Yukuji Sonoda of Daiichi Commodities in Tokyo reports that Japanese car-makers are "unwillingly" building six-month stockpiles of platinum for use in catalytic converters.
Elsewhere, the Euro rose above $1.4600 for the first time in a week, capping the Gold Price in Euros below €625 per ounce.
For British investors wanting to Buy Gold today, the price held beneath £463 per ounce as the Pound Sterling rose above $1.9700 to the Dollar.

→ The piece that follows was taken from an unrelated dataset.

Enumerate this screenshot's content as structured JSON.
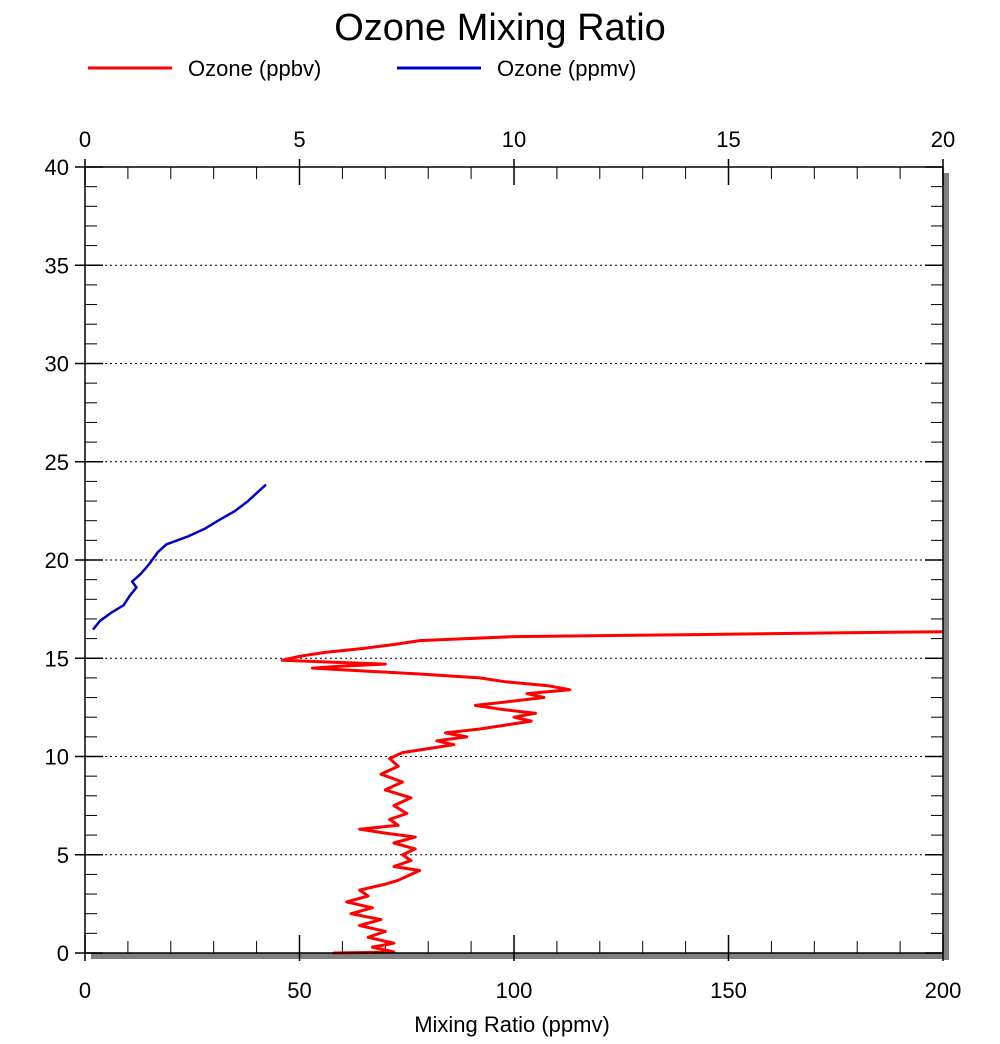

Sterling has now recovered half of this month’s 3% losses, despite surging consumer and industrial price inflation and "a marked slowing in growth in the near term" forecast by the Bank of England yesterday.
Back in the Gold Investment market, "I think in the Chinese market tends to view the fluctuation in Gold Prices quite differently from those in the Indian market," said Matt Graydon of the World Gold Council to MoneyWeb’s Power Hour radio show in South Africa last night.
Indian consumers – sensitive as much to volatility as strong prices – slashed their Gold Buying at the end of last year, cutting their fourth-quarter purchases by 64% in volume terms on the WGC’s analysis.
That took growth in the world’s No.1 market from 16% year-on-year at the end of Sept. to just 7% for 2007 as a whole.
"The outlook while Gold Prices are high is not positive for the jewelry sector as a whole," believes Graydon, "but the Chinese market at the moment is very, very strong."
Worldwide gold investment demand hit a record $8 billion (net) over the last three months of last year, the WGC also reports. In tonnage terms, however, investors reduced their Gold Buying by 39% from the fourth-quarter of 2006. Industrial gold demand meantime rose 2% to a total of 465 tonnes for 2007.
The fastest-growing gold jewelry market last year was Russia, which saw fourth-quarter demand rise by 25% in US Dollar terms and by 11% in volume to 77 tonnes.